A needle in a haystack

 

Investing is not supposed to be exciting. If excitement is desired, it's best to take a very limited amount of money and head to the casino. This is not to suggest that investing can't be exciting. It can be very exhilarating to watch your portfolio grow or take greater risks in single stocks, albeit with a limited percentage of your total portfolio, depending on the particular risk tolerance you may have at that point in time. It must be noted, however, that placing 10-15% of your capital on one stock is like trying to search for a needle in a haystack. The same can be said for trying to find that one money manager or investment advisor who promises to continue their excellent past performance of 8-10% per year. In either scenario, it's not that finding excellent stocks or high-performing money managers is impossible, it's that over extended periods of time, it's much less likely that single stocks or managers will be able to outperform a basic S&P 500 index fund. 

 

One of the great investors of all time, John Bogle, said it best when he stated "don't look for the needle in the haystack. Just buy the haystack!" Fortunately, the costs of buying the haystack have never been lower, which translates into immediate returns for investors.

 

 

 

1. Notes: The index fund portfolio performance was subtracted from each randomly selected active portfolio performance to find the relative performance difference, or “active portfolio excess performance.” Sorting these performance differences from the worst (left) to best (right) helps visualize the distribution pattern of the outcomes.
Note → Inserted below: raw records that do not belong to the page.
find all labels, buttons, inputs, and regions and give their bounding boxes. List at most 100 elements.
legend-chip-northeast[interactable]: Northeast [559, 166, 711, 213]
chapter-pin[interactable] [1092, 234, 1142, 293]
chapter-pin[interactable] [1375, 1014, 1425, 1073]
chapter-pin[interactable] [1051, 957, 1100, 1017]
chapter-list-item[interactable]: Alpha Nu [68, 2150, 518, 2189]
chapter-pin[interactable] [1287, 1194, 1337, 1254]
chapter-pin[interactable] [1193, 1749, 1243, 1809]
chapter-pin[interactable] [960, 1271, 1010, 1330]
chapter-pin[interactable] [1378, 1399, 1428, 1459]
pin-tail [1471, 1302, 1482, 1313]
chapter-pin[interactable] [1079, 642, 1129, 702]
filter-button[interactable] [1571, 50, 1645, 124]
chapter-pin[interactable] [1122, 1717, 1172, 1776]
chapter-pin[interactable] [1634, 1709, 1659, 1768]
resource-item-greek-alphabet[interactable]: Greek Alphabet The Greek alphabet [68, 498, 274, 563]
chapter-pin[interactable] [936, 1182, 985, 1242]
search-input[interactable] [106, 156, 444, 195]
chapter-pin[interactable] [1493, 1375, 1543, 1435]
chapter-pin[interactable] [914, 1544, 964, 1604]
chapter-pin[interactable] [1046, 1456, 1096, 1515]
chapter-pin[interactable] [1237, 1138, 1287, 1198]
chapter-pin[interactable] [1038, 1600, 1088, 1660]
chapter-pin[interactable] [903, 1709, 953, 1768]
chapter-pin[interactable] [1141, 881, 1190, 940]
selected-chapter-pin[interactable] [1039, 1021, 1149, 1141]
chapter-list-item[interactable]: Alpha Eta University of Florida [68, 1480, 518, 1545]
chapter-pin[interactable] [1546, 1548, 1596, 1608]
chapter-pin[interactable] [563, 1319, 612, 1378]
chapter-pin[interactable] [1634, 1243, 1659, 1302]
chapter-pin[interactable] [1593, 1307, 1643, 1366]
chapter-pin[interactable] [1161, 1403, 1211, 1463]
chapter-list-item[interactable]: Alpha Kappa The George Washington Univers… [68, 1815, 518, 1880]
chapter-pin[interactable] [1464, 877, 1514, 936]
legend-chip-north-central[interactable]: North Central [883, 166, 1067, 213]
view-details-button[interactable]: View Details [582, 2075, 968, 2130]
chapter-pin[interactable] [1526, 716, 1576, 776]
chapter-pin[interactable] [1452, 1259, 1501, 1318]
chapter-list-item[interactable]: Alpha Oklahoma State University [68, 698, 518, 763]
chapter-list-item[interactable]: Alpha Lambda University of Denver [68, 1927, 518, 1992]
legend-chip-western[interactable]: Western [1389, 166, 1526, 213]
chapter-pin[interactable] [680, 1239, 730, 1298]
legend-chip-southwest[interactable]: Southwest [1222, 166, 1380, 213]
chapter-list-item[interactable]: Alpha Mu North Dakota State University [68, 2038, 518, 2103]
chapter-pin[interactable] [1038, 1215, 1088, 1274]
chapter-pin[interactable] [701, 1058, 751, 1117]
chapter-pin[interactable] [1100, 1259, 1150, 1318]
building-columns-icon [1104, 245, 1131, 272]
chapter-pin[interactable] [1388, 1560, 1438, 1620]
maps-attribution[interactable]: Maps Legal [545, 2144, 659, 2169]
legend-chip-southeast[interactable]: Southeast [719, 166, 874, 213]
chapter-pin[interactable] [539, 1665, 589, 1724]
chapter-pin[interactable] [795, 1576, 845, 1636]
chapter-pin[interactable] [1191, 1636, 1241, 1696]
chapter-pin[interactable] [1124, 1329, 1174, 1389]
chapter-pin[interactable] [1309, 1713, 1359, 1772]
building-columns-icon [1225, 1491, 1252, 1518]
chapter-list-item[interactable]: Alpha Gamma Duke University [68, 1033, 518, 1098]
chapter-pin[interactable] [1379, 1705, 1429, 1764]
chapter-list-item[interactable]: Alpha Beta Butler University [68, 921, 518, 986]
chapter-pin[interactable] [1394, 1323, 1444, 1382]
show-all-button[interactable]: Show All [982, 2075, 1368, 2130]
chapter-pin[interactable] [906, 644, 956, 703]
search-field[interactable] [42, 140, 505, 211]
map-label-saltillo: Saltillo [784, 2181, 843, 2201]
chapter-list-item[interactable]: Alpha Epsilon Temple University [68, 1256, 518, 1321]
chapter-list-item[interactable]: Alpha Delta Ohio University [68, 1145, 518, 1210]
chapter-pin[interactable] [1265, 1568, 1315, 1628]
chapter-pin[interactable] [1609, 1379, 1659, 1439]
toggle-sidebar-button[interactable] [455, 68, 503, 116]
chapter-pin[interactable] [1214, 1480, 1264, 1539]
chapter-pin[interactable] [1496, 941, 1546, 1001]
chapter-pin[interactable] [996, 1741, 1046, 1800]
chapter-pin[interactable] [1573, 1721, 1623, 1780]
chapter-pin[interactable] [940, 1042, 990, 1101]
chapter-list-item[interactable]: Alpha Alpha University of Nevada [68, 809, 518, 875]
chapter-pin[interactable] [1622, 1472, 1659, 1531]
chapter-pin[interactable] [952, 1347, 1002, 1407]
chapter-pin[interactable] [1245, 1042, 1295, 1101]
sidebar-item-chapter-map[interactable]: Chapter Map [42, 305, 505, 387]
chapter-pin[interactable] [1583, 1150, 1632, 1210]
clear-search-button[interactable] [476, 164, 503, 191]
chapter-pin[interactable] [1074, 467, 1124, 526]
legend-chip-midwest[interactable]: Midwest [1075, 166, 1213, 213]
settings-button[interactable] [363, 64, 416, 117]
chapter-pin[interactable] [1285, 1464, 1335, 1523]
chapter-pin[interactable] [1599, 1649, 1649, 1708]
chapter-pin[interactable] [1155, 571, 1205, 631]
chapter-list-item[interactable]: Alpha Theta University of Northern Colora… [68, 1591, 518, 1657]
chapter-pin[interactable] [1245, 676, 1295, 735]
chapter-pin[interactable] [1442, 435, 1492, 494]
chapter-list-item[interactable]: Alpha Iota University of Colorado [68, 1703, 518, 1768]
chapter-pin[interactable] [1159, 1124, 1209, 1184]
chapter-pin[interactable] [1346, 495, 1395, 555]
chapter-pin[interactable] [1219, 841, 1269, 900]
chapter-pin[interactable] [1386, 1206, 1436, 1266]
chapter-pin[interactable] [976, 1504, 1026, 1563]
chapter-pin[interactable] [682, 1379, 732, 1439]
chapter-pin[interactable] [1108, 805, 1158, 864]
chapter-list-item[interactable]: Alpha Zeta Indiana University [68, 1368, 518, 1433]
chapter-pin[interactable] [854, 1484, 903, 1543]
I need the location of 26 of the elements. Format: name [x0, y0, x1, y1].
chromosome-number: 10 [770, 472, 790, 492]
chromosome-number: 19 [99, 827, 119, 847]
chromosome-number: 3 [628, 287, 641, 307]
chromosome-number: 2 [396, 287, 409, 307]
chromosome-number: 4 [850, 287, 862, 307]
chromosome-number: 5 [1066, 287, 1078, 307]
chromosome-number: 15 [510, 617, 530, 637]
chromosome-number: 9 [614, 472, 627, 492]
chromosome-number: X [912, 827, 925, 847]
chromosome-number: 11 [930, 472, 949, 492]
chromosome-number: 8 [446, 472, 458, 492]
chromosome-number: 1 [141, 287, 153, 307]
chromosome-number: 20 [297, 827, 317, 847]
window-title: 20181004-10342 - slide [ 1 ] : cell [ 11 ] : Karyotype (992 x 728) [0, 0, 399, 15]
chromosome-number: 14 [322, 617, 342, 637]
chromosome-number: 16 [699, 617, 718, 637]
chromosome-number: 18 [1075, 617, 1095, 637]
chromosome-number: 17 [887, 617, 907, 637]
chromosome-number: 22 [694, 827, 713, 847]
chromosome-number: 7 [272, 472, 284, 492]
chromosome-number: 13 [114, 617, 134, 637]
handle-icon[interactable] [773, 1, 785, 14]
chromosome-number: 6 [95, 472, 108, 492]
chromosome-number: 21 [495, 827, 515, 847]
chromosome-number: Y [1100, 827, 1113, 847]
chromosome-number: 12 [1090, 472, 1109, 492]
The X-axis in each of the 5,000 trials and the Y-axis is the annualized percentage return for each trial under or over the all index fund portfolio. There were 4,144 underperforming actively managed fund portfolios and 856 outperforming portfolios.

 

*Index fund portfolios were comprised of the following: Vanguard Total Stock Market Index Fund Investor Shares (VTSMX) 40%, Vanguard Total International Stock Index Fund Investor Shares (VGTSX) 20%, Vanguard Total Bond Market Index Fund Investor Shares (VBMFX) 40%. Source: Ferri, Richard A. and Benke, Alex C. "A Case for Index Fund Portfolios," June 2013.